The current value is 200 which leads to ~322 kB worth of local
variables
on
the stack.  I think that specifying 50 singularities along an integral
path
would probably be plenty.  As a quick fix, does changing line 40 of
corefcn/quadcc.cc to 50 solve the problem?


Not very efficient coding there.  Is the stack size always fixed for
Octave?
Or is that a system level thing?  If it is system level, some other
operating system could have similar problems with the number 50 as
opposed
to 200.  That's not the type of thing that should be on a stack, but the
heap.  (We had a discussion about this sort of thing at OctConf2012.)

Yes, this was just a quick check to verify the problem, Rik did
suggest moving it to the heap as a real solution.

The stack size is a configurable per-process resource on Unix-like
systems, see ulimit, setrlimit, RLIMIT_STACK.

If I reduce my stack size to 64 kB (ulimit -s 64 in bash) and run
"make check" it segfaults again on dblquad even with this patch
applied.

OK, nice check.  Seems to verify just what is happening.

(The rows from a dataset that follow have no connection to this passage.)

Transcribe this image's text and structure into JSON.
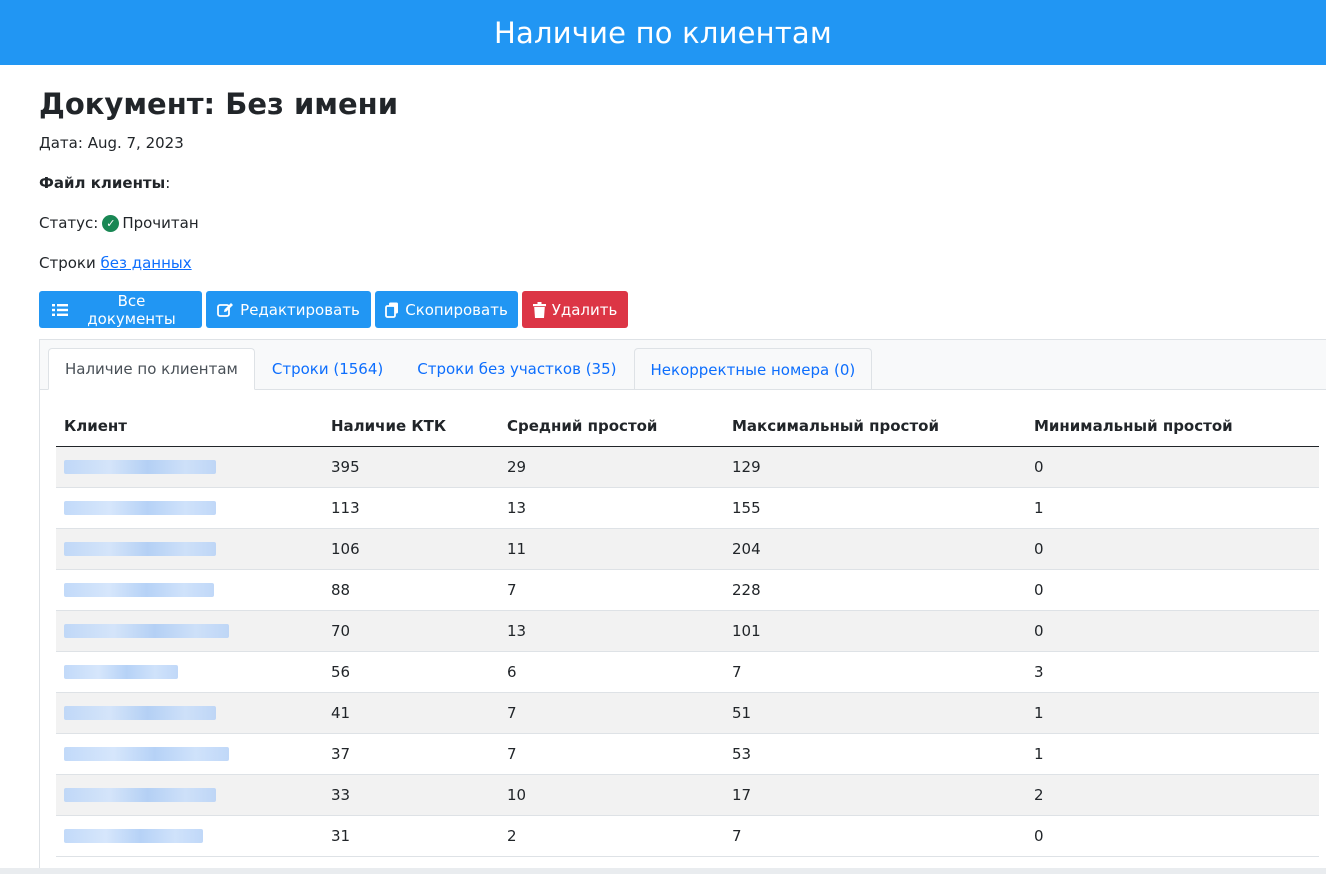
{
  "header": {
    "title": "Наличие по клиентам"
  },
  "document": {
    "title": "Документ: Без имени",
    "date_label": "Дата:",
    "date_value": "Aug. 7, 2023",
    "file_label": "Файл клиенты",
    "file_colon": ":",
    "status_label": "Статус:",
    "status_value": "Прочитан",
    "rows_label": "Строки",
    "rows_link": "без данных"
  },
  "toolbar": {
    "all_docs": "Все документы",
    "edit": "Редактировать",
    "copy": "Скопировать",
    "delete": "Удалить",
    "colors": {
      "primary": "#2196f3",
      "danger": "#dc3545",
      "success": "#198754"
    }
  },
  "tabs": [
    {
      "label": "Наличие по клиентам",
      "active": true
    },
    {
      "label": "Строки (1564)",
      "active": false
    },
    {
      "label": "Строки без участков (35)",
      "active": false
    },
    {
      "label": "Некорректные номера (0)",
      "active": false
    }
  ],
  "table": {
    "headers": [
      "Клиент",
      "Наличие КТК",
      "Средний простой",
      "Максимальный простой",
      "Минимальный простой"
    ],
    "rows": [
      {
        "client": "",
        "ktk": "395",
        "avg": "29",
        "max": "129",
        "min": "0"
      },
      {
        "client": "",
        "ktk": "113",
        "avg": "13",
        "max": "155",
        "min": "1"
      },
      {
        "client": "",
        "ktk": "106",
        "avg": "11",
        "max": "204",
        "min": "0"
      },
      {
        "client": "",
        "ktk": "88",
        "avg": "7",
        "max": "228",
        "min": "0"
      },
      {
        "client": "",
        "ktk": "70",
        "avg": "13",
        "max": "101",
        "min": "0"
      },
      {
        "client": "",
        "ktk": "56",
        "avg": "6",
        "max": "7",
        "min": "3"
      },
      {
        "client": "",
        "ktk": "41",
        "avg": "7",
        "max": "51",
        "min": "1"
      },
      {
        "client": "",
        "ktk": "37",
        "avg": "7",
        "max": "53",
        "min": "1"
      },
      {
        "client": "",
        "ktk": "33",
        "avg": "10",
        "max": "17",
        "min": "2"
      },
      {
        "client": "",
        "ktk": "31",
        "avg": "2",
        "max": "7",
        "min": "0"
      }
    ]
  }
}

The intruiging thing is that it does not segfault in the GUI.
Doing:

cd<OctaveSRC>/test
fntests

makes the CLI segfault but not the GUI.
What is different in the GUI that it behaves more robust than the CLI (...in
this respect)?

That is interesting, but it is difficult to say what exactly is happening. A stack overrun sort of causes random behavior. It could be that running the GUI either puts the stack in a different location in memory (less likely) or that the stack pointer starts out at a different location when running the integration routine (more likely). We aren't certain that the integration routine is using the stack variables in a contiguous fashion. In one case it might obliterate something immediately problematic as far as instruction code, in another case it might be lucky and not cause any damage. Or worse, there can be some type of damage that isn't immediately obvious but shows in other peculiar ways. Stack problems can be really inscrutable.